Most composers I’ve met hunger for all kinds of things: for opportunities to create certain kinds of pieces, for recognition, for artistic growth, for the chance to impact the world, or for just a little more of that sweet cash-money to pay the bills. It’s fair to say that we’re all hungry for something, or we likely wouldn’t have undertaken the many labors necessary to develop our abilities to communicate in sound; yet at the same time, we’re all driven by individual tastes and appetites when it comes to where we invest our creative energy.
Some composers I’ve met have a voracious appetite when it comes to creating and collaborating, but find they have little stomach for the less exciting grunt work that’s often necessary in order for current creative work to lead to future projects. Conversely, I also know a lot of “operators” who seem to relish clerical and organizational tasks more so than the creative process. What whets one composer’s appetite often has little resemblance to the preferences and desires that drive others.
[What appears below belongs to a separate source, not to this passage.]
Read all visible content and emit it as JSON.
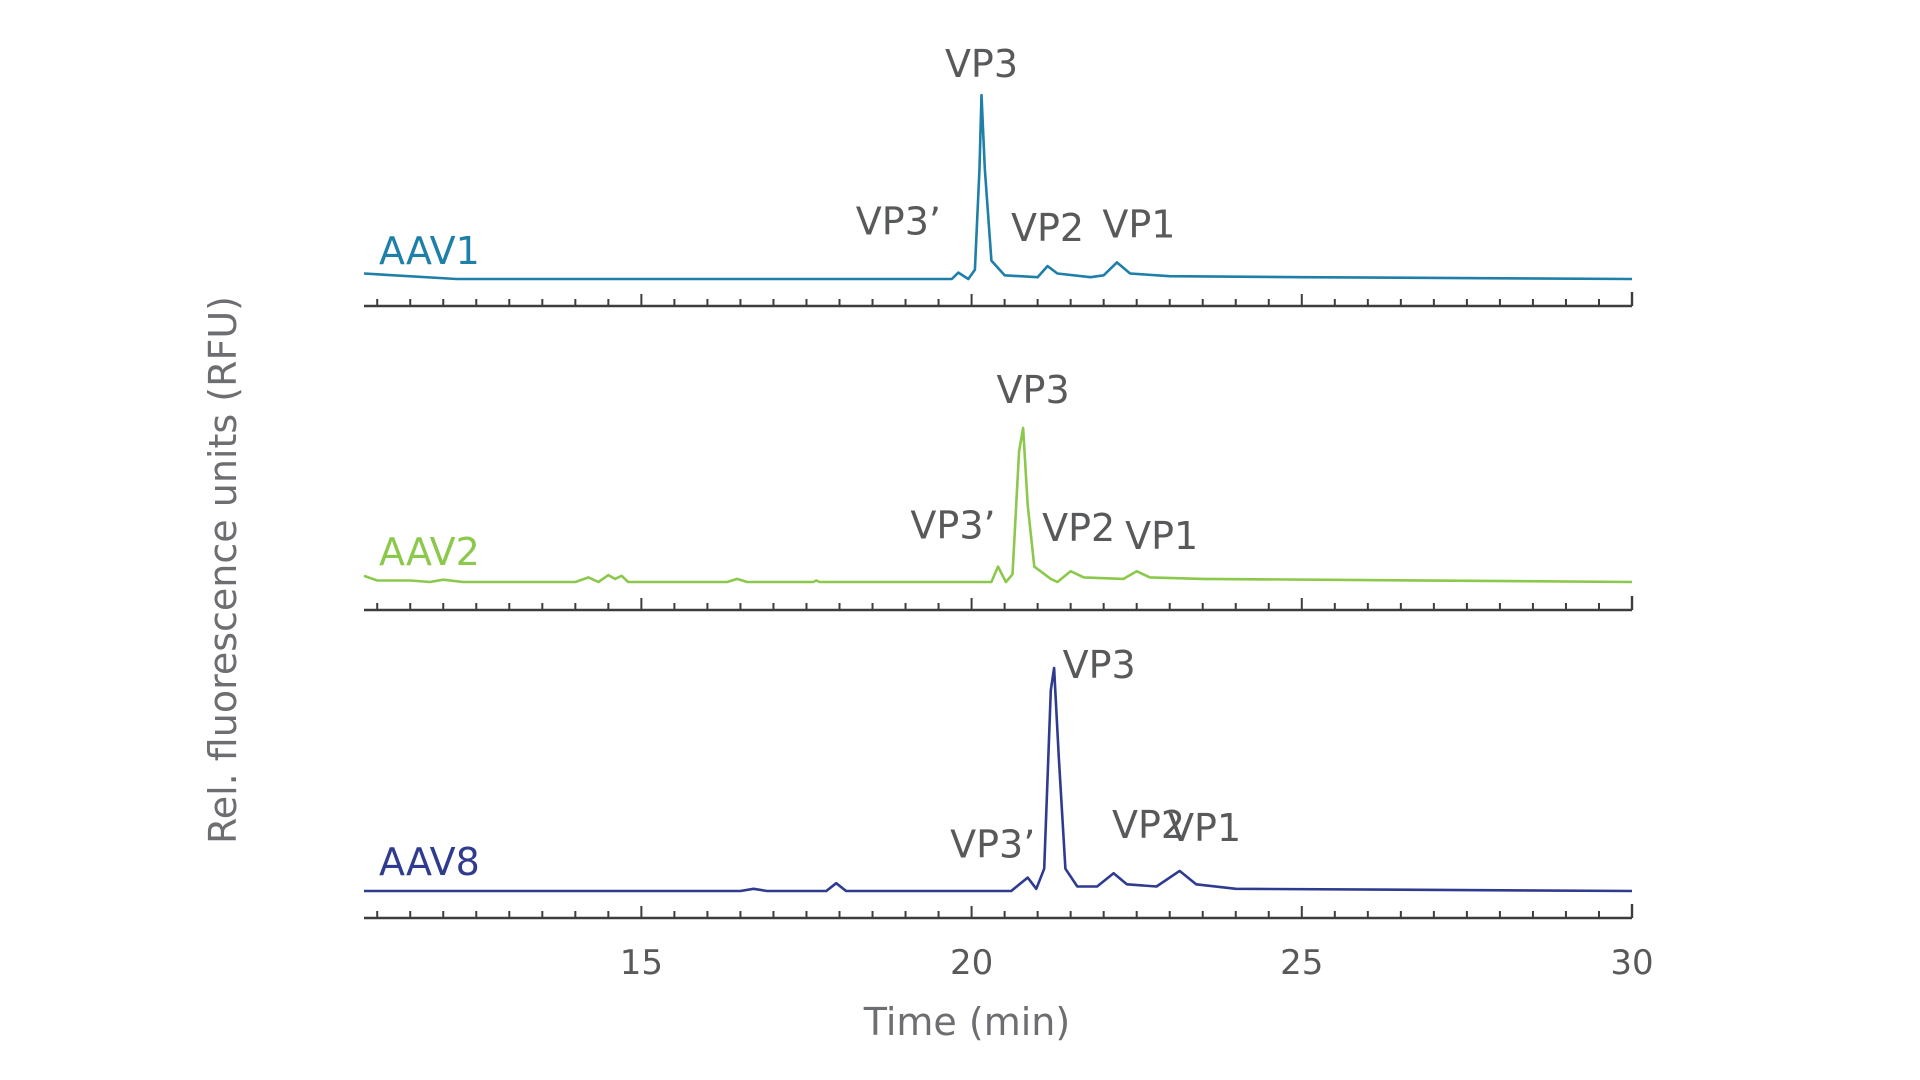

And just like our urge to eat, the appetite for composing tends to fluctuate throughout life, the current year, and even over the course of a single day. I know many composers who awaken hungry for composing and love working best in the morning, before the creative muse is clouded by the many other concerns of daily life. I find I usually wake up with a taste for catching up on emails, phone calls, and other busywork (like copying scores and mailing stacks of parts). Once these preliminaries are out of the way, I usually don’t get the urge to do some composing until the evening—there is something about being “off the clock” that makes me feel creative, and the preceding hours of busywork are just the thing to work up an appetite for writing music. Many artists speak of the normal ebb and flow of creative cycles or “seasons” that culminate with the “harvest” of finished work and a pronounced “fallow period” where there is a rest from the incessant intensity of creativity.
When I first started out composing in high school, I couldn’t get enough—I was hooked! With a few pieces under my belt and the focused scrutiny of academia, I noticed this hunger starting to diminish. Part of this was a natural and healthy result of increased introspection and the desire to figure out what I’d try to tackle next. At one point later in my twenties I was alarmed to find that my zest for composing had almost dried up—I still consciously wanted to compose, but that genuine feeling of hunger was, for a moment, close to flickering out. After the singular focus on composing during my school years, what I needed most at that moment was to take a break. Spending too much time composing is just like spending too much time eating; without cessation at least for a brief time, one doesn’t ever feel those pangs of hunger and therefore can’t find satisfaction. After taking some time off, my typical ravenous desire to compose returned.
Composers, what are you hungry for? What is it that most sustains you when it comes to composing, and what parts of the experience do you find less palatable? What factors seem to impact your “hunger” for creating music?